Берданки были громадные, тяжелые, времен турецкой войны. Можно было бы и еще добыть, но, взглянув на Андрейку, Гриша сказал:
— «Пистолету» нужен пистолет, а не такая бандура. Пошли, ребята! Подкатимся к одному моему знакомому, выпросим для Арбуза игрушку!
Гриша направился к своему дому, где он жил в полуподвале, а над ним занимал квартиру комиссар Временного правительства, уполномоченный Керенского по Замоскворечью.
Оставив ребят во дворе, Гриша легко открыл дверь отмычкой. Комиссар что-то писал, сидя за столом.
— Что за шутки?! — вскричал уполномоченный, шаря в столе оружие.
— Провалился за бумажки, — помог ему Гриша, извлекая револьвер. Шутки были — шутки кончились.
— Вы с ума сошли?! Мне с минуты на минуту может позвонить сам Александр
— Спите спокойно, не позвонит. В бегах Александр Федорович. И боже вас избавь выходить из дому. Сидите смирно.
— Так это арест? По чьему полномочию?
— Никаких арестов. В Замоскворечье все тихо… Бери, Арбуз, играйся. Взрослым такие штучки ни к чему. — И Чайник, передав Андрейке браунинг, церемонно откланялся.
— Господи, неужели этот страшный большевик — наш любезный Гриша, который нас охранял, опекал, — прошептала супруга уполномоченного.
— Большевисткий оборотень! Как я раньше не догадался? — стукнул себя по лбу ее супруг и бросился к окну.
С улицы донесся мерный топот множества шагов. Под покровом ночи куда-то маршировала воинская часть. По четкости шага, по плотности строя, по выправке уполномоченный определил: идут юнкера — оплот и надежда Временного правительства.
— Значит, действительно началось то, к чему так долго готовились.
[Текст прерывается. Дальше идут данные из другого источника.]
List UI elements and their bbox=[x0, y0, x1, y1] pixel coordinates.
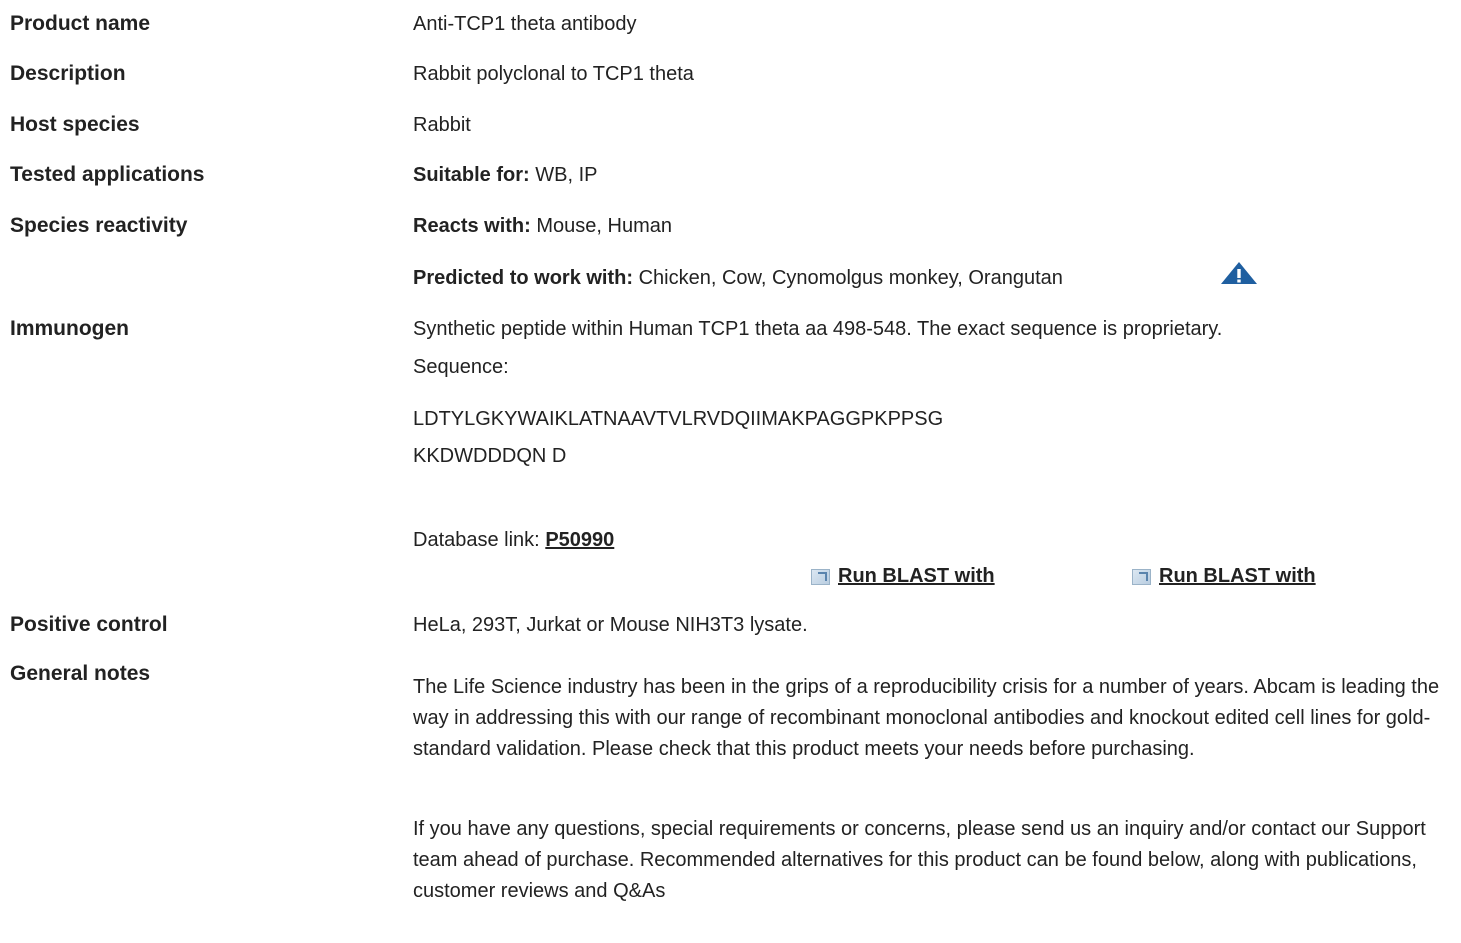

Юнкера идут навести порядок.
— Сюда! Ко мне! На помощь! — закричал уполномоченный Временного правительства.
Но строй проследовал мимо, и никто не обратил внимания на его крик.
— О боже! — заломил руки уполномоченный. — Такое решающее мгновение, а я в таком нелепом положении. Этого история мне не простит!
…Притаившись в подъезде, ребята смотрели на ровные ряды, на четкий шаг, на блеск штыков. Юнкера шли в полном молчании. За каждой ротой везли пулеметы и патроны.
— Юнкера на войну тронулись, — прошептал Арбуз.
— На войну с нами, — проводив их взглядом, сказал Гриша. — Запомните, ребята, эту ночь, этот час…
Часть третья
ЧАС НАСТАЛ
— Наш час настал! — сказал Руднев, войдя в кабинет Рябцева. — Вот телеграмма Керенского, возлагающая на меня бремя власти.
— Час настал несколько раньше, чем мы предполагали. Большевики взяли власть в Петрограде, — встал навстречу городскому голове полковник.
— На зачинщиков бог! — обидчиво воскликнул Руднев.
— Бог-то бог, да Александр Федорович плох. Где он? Что с ним? Что за телеграмма?
— Несколько странная. Он дал ее, покидая Зимний дворец, не указав, куда поехал…
— Ах, Питер, Питер! Лучше бы он достался Вильгельму, чем Ленину. Столица революции в руках большевиков! — посетовал Руднев.
— Сделаем столицей Москву. Кто владеет белокаменной, владеет Россией. В Москве у меня много верных штыков: юнкера, казаки, унтер-офицерские училища, школа прапорщиков. У большевиков здесь ни балтийских матросов, ни пушек Авроры и, главное, нет Ленина. Так с богом? Могу привести свои штыки в действие, с вашего разрешения. — Рябцев церемонно поклонился, щелкнув каблуками.